I too feel such a conflict with old dear friends who have easily become pregnant, and have tried their best to be sensitive even, but still, on some deep level, I just hate them. I hate their guts. I love them too. But I am so angry, and so envious. For me, it helps to state and own those emotions, and not to be afraid of them, because they are "negative" or not appropriate for a woman to express, in the way that we're socialised.
Of course, I rarely actually say anything to my friends. My friends don't make too many clangers, though my one friend phoning me ONLY when she's breast-feeding, with audible slurps and cries from the baby, I find very insensitive. But then, Tunz, your story about your cousin and Mildez, yours about your friend asking for your baby things - these just take the freaking cake.
I think what makes it so painful is incongruity, maybe. Like you value yourself as a loving, generous friend, but when you see your friend, you experience anger or resentment (or even hatred) and this jars. Also, for me, I just feel a deep physical pain after spending too much time with these girls who have ABSOLUTELY NO IDEA. That's what it comes down to, as well - feeling this inevitable distance and disconnection, and loneliness, like you're about to be excluded from the free reproducing world, or something.
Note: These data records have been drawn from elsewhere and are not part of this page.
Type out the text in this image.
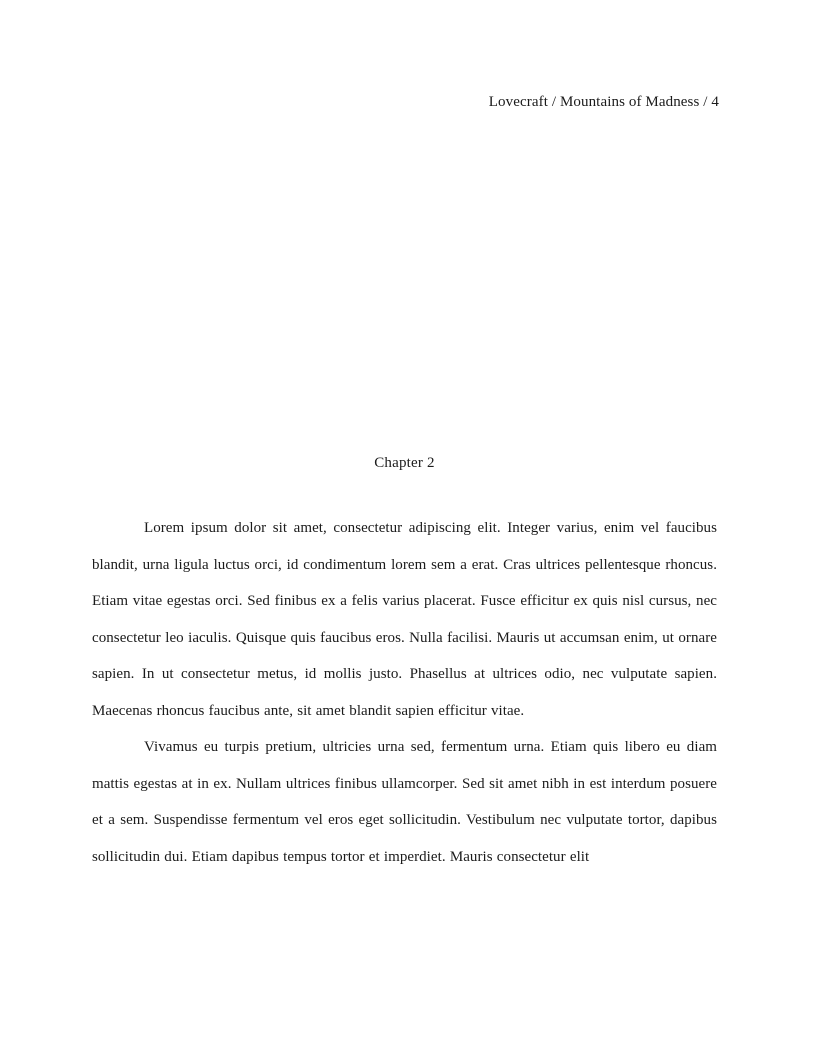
Lovecraft / Mountains of Madness / 4
Chapter 2

Lorem ipsum dolor sit amet, consectetur adipiscing elit. Integer varius, enim vel faucibus blandit, urna ligula luctus orci, id condimentum lorem sem a erat. Cras ultrices pellentesque rhoncus. Etiam vitae egestas orci. Sed finibus ex a felis varius placerat. Fusce efficitur ex quis nisl cursus, nec consectetur leo iaculis. Quisque quis faucibus eros. Nulla facilisi. Mauris ut accumsan enim, ut ornare sapien. In ut consectetur metus, id mollis justo. Phasellus at ultrices odio, nec vulputate sapien. Maecenas rhoncus faucibus ante, sit amet blandit sapien efficitur vitae.

Vivamus eu turpis pretium, ultricies urna sed, fermentum urna. Etiam quis libero eu diam mattis egestas at in ex. Nullam ultrices finibus ullamcorper. Sed sit amet nibh in est interdum posuere et a sem. Suspendisse fermentum vel eros eget sollicitudin. Vestibulum nec vulputate tortor, dapibus sollicitudin dui. Etiam dapibus tempus tortor et imperdiet. Mauris consectetur elit
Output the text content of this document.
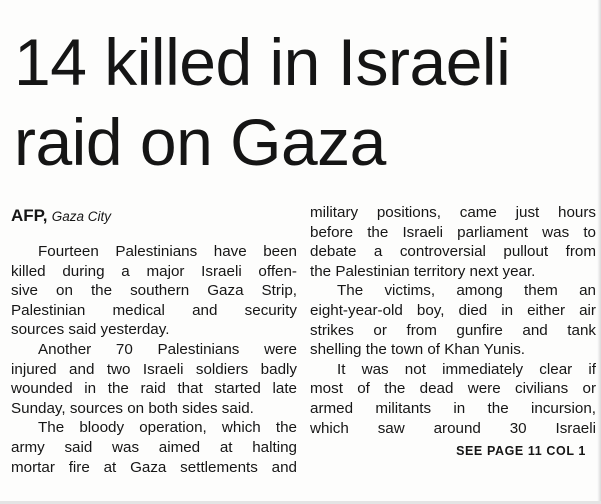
14 killed in Israeli
raid on Gaza
AFP, Gaza City
Fourteen Palestinians have been
killed during a major Israeli offen-
sive on the southern Gaza Strip,
Palestinian medical and security
sources said yesterday.
Another 70 Palestinians were
injured and two Israeli soldiers badly
wounded in the raid that started late
Sunday, sources on both sides said.
The bloody operation, which the
army said was aimed at halting
mortar fire at Gaza settlements and
military positions, came just hours
before the Israeli parliament was to
debate a controversial pullout from
the Palestinian territory next year.
The victims, among them an
eight-year-old boy, died in either air
strikes or from gunfire and tank
shelling the town of Khan Yunis.
It was not immediately clear if
most of the dead were civilians or
armed militants in the incursion,
which saw around 30 Israeli
SEE PAGE 11 COL 1
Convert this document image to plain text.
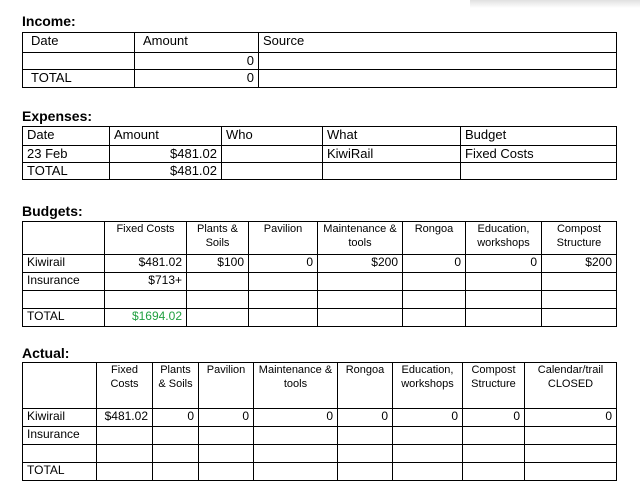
Income:
Date	Amount	Source
	0	
TOTAL	0	
Expenses:
Date	Amount	Who	What	Budget
23 Feb	$481.02		KiwiRail	Fixed Costs
TOTAL	$481.02			
Budgets:
	Fixed Costs	Plants & Soils	Pavilion	Maintenance & tools	Rongoa	Education, workshops	Compost Structure
Kiwirail	$481.02	$100	0	$200	0	0	$200
Insurance	$713+						

TOTAL	$1694.02						
Actual:
	Fixed Costs	Plants & Soils	Pavilion	Maintenance & tools	Rongoa	Education, workshops	Compost Structure	Calendar/trail CLOSED
Kiwirail	$481.02	0	0	0	0	0	0	0
Insurance								

TOTAL								
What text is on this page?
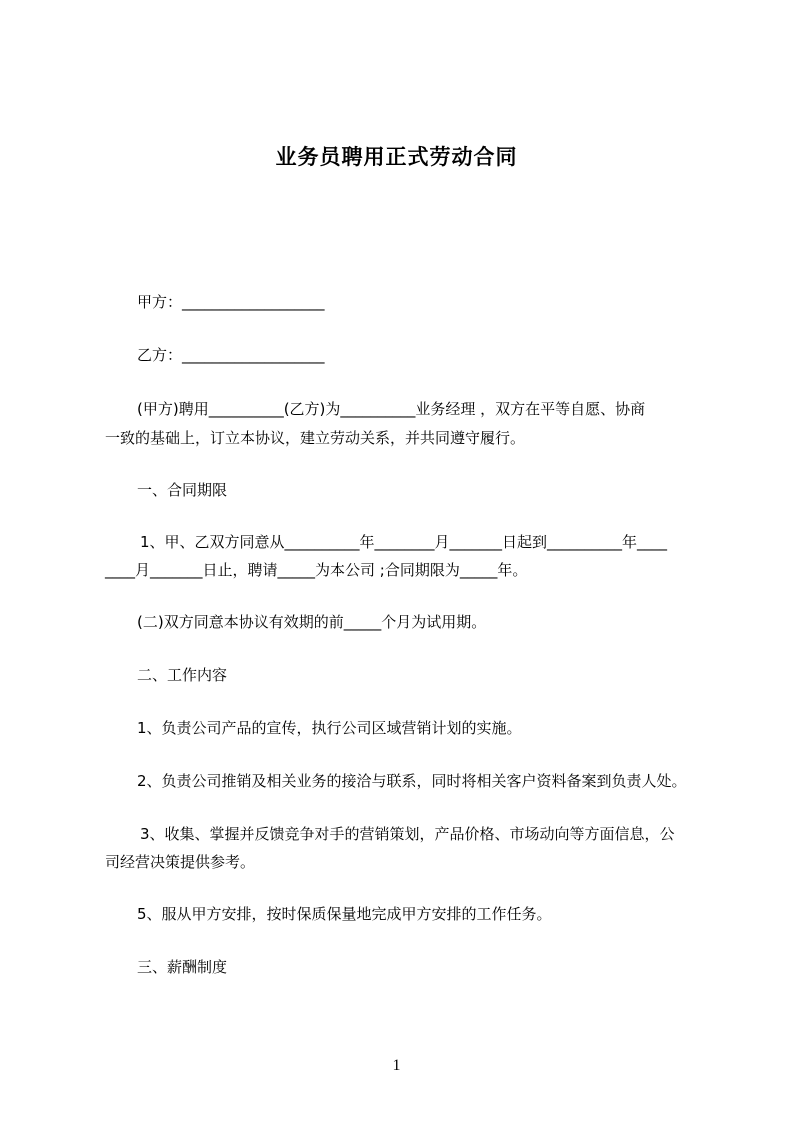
业务员聘用正式劳动合同
甲方：___________________
乙方：___________________
(甲方)聘用__________(乙方)为__________业务经理 ，双方在平等自愿、协商
一致的基础上，订立本协议，建立劳动关系，并共同遵守履行。
一、合同期限
1、甲、乙双方同意从__________年________月_______日起到__________年____
____月_______日止，聘请_____为本公司 ;合同期限为_____年。
(二)双方同意本协议有效期的前_____个月为试用期。
二、工作内容
1、负责公司产品的宣传，执行公司区域营销计划的实施。
2、负责公司推销及相关业务的接洽与联系，同时将相关客户资料备案到负责人处。
3、收集、掌握并反馈竞争对手的营销策划，产品价格、市场动向等方面信息，公
司经营决策提供参考。
5、服从甲方安排，按时保质保量地完成甲方安排的工作任务。
三、薪酬制度
1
OMG, sorry for the soap box.
I suppose I mainly wanted to say: You are not alone. This is what my Chinese doctor said to me after my last failed cycle. I started crying then.
As for whether to see your friends, as the others say, pace yourself, protect yourself, be a "mum" to yourself and though there'll be pain either way (seeing/not seeing), you'll get that sense of "aah, this feels right" when you are being kind to yourself. You deserve it.